In this presentation we discuss how the FAIR (Findable, Accessible, Interoperable and Reusable) and CARE data principles are applied to the Australian Drought Monitor dataset, a product developed as part of the Northern Australia Climate Program (NACP), a joint project funded by Meat and Livestock Australia, the Queensland Drought and Climate Adaptation Program and the University of Southern Queensland (UniSQ).
The Drought Monitor was identified by our team as having a useful and useable dataset that was inaccessible to other agricultural or natural hazards researchers. By applying FAIR principles to this product, a database of NetCDF (Network Common Data Form) files and its associated metadata record has been developed for access and use by all interested researchers. We present here a case study of the process on how we applied the FAIR principles to the Australian Drought Monitor dataset and enabled its re-use and re-purposing in the Australian Research Data Commons (ARDC) funded Agricultural Research Federation (AgReFed) Platform project.
Biography
Dr Francis Gacenga is UniSQ’s Senior Digital Research Advisor. He is an IT Service Manager and researcher with international experience as a practitioner and published researcher. He has undertaken research funded by the Australian Research Council (ARC), Australian Research Data Commons (ARDC) and recently a Soils Cooperative Research Centre (CRC) funded project.

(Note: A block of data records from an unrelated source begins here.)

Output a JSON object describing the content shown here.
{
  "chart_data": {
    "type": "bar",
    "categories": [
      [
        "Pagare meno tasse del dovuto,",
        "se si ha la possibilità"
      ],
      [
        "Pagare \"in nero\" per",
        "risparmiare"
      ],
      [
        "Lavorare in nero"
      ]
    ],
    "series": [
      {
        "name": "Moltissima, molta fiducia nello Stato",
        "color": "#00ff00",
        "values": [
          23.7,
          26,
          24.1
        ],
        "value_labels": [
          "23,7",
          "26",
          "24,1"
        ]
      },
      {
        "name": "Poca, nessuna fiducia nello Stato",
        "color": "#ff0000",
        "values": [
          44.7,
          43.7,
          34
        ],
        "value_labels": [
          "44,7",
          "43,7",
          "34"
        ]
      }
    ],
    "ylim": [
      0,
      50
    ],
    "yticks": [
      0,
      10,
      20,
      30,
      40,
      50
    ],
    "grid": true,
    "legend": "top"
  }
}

Dr Duc-Anh An-Vo has been a multi-disciplinary computational modeller across different disciplines from engineering (mechanics and materials), sciences (climate and agriculture) and economics (natural resources and decision making). He has broadly combined the available data sources together with physical and mathematical models to tackle climate change challenges. He is applying computational sciences, climate sciences and economics toward better decision making in agriculture and society. He is one of the principal developers of the AgReFed Platform for transforming agricultural research by modelling and data analytics on “cloud”. His research works were funded by industries (GRDC, MLA, ARC in Australia), and international funders such as IKI.